Thomas Martin is a former CEO and Division President of five high-technology companies. In 2002 he joined Holy Family University, where he is a Professor of Computer Science and the Director of the graduate program in Information Systems Management. He also created an undergraduate program there in Digital Forensics that began in Fall 2011. Dr. Martin has managed government-sponsored research grants from virtually all branches of the military and intelligence agencies, and is a member of the High Technology Crime Investigation Association, the Association of Certified Fraud Examiners, American Society of Digital Forensics & e-Discovery, Digital Forensics Association, and Information Systems Security Association.
Michael A. Reynolds is an Associate Professor in Princeton’s Department of Near Eastern Studies, where he teaches courses on modern Middle Eastern and Eurasian history, comparative empire, military and ethnic conflict, and secularism. He is author of Shattering Empires: The Clash and Collapse of the Ottoman and Russian Empires, 1908-1918 (Cambridge University Press, 2011), co-winner of the 2011 American Historical Association’s George Louis Beer Prize, a Choice outstanding title, and a Financial Times book of the summer. In addition to his historical research on the Ottoman and Russian empires and their successor states, Reynolds works on contemporary issues related to Turkey, the Kurds, Azerbaijan, and the North Caucasus. Reynolds has held fellowships and grants from the Smith Richardson Foundation, Harvard University’s Olin Institute for Strategic Studies, Fulbright IIE, American Research Institute in Turkey, IREX, and NCEER and others.
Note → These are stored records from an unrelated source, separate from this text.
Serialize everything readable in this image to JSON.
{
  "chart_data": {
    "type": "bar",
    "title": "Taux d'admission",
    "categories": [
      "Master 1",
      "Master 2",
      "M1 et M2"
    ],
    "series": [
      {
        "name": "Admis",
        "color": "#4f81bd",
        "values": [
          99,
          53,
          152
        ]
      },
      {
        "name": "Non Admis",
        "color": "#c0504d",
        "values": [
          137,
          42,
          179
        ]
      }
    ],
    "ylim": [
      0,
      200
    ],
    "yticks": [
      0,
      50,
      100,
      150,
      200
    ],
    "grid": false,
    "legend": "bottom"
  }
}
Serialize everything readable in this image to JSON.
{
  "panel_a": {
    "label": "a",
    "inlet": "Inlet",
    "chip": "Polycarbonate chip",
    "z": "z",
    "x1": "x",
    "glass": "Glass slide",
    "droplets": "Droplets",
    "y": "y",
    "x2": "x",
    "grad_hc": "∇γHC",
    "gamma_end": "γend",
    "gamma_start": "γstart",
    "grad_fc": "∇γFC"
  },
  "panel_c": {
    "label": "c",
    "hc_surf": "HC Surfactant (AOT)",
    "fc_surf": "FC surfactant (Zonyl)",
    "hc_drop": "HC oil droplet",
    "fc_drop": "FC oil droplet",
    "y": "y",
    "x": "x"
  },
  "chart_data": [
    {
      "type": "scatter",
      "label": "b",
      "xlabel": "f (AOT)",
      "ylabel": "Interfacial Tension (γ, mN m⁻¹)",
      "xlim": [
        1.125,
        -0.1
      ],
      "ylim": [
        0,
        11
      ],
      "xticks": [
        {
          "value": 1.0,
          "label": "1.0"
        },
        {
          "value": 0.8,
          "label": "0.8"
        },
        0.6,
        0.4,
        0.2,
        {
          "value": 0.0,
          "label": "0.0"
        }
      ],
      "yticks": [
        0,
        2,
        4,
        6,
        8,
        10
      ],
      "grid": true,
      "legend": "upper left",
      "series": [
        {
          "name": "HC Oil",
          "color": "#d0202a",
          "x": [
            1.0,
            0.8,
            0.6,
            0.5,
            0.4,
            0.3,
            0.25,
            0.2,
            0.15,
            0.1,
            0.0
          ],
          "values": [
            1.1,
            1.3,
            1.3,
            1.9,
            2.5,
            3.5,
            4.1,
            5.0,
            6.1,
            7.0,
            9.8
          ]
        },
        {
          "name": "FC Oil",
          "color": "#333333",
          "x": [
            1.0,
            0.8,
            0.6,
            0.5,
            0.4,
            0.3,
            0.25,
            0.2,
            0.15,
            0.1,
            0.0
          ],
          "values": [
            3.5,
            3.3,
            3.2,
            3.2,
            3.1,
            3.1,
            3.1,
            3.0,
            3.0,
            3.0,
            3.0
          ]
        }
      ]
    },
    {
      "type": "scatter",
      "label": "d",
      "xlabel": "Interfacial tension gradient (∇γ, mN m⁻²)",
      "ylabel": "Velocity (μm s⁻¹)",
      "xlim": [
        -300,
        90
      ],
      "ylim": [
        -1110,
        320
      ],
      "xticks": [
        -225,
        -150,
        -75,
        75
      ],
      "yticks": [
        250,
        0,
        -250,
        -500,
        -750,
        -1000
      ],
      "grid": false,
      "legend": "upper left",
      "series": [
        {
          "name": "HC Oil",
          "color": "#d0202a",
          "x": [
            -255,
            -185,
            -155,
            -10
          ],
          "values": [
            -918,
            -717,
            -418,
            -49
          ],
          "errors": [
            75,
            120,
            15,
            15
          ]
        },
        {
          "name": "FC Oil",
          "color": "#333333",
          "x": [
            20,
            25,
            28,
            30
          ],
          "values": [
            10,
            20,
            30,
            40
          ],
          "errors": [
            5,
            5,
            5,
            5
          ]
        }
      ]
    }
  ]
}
Clinton Watts is a Senior Analyst for the Navanti Group. His research focuses on analyzing transnational threat groups operating in local environments on a global scale. He served as a U.S. Army infantry officer, an FBI Special Agent on a Joint Terrorism Task Force, and an Executive Officer of the Combating Terrorism Center at West Point (CTC). His publications include: “al Qaeda’s (Mis) Adventures in the Horn of Africa,” Combating Terrorism Center, 2007 (Co-editor, Co-author); “Can the Anbar Strategy Work in Pakistan?” Small Wars Journal, 2007; “Beyond Iraq and Afghanistan: What Foreign Fighter Data Reveals About the Future of Terrorism?” Small Wars Journal, 2008; and “Foreign Fighters: How are they being recruited?” Small Wars Journal, 2008.
Wojtek Wolfe is an Assistant Professor of Political Science at Rutgers-Camden University. His current research programs focus on multiple areas including US foreign policy, US-China relations, and energy security issues. He is the author of Winning the War of Words: Selling the War on Terror from Afghanistan to Iraq. His teaching interests include US foreign policy, security studies, national security policy issues, and US China affairs. Wolfe received a B.A. from Binghamton University, and an M.A. and Ph.D from the University of Colorado-Boulder.
Andrew Spath is a Ph.D. candidate in the Department of Political Science at Rutgers University, where he also teaches courses on authoritarian regimes, Middle East politics and society, and Model United Nations. His current research examines the effects of leadership succession on the relationship between government and society in Jordan and Syria.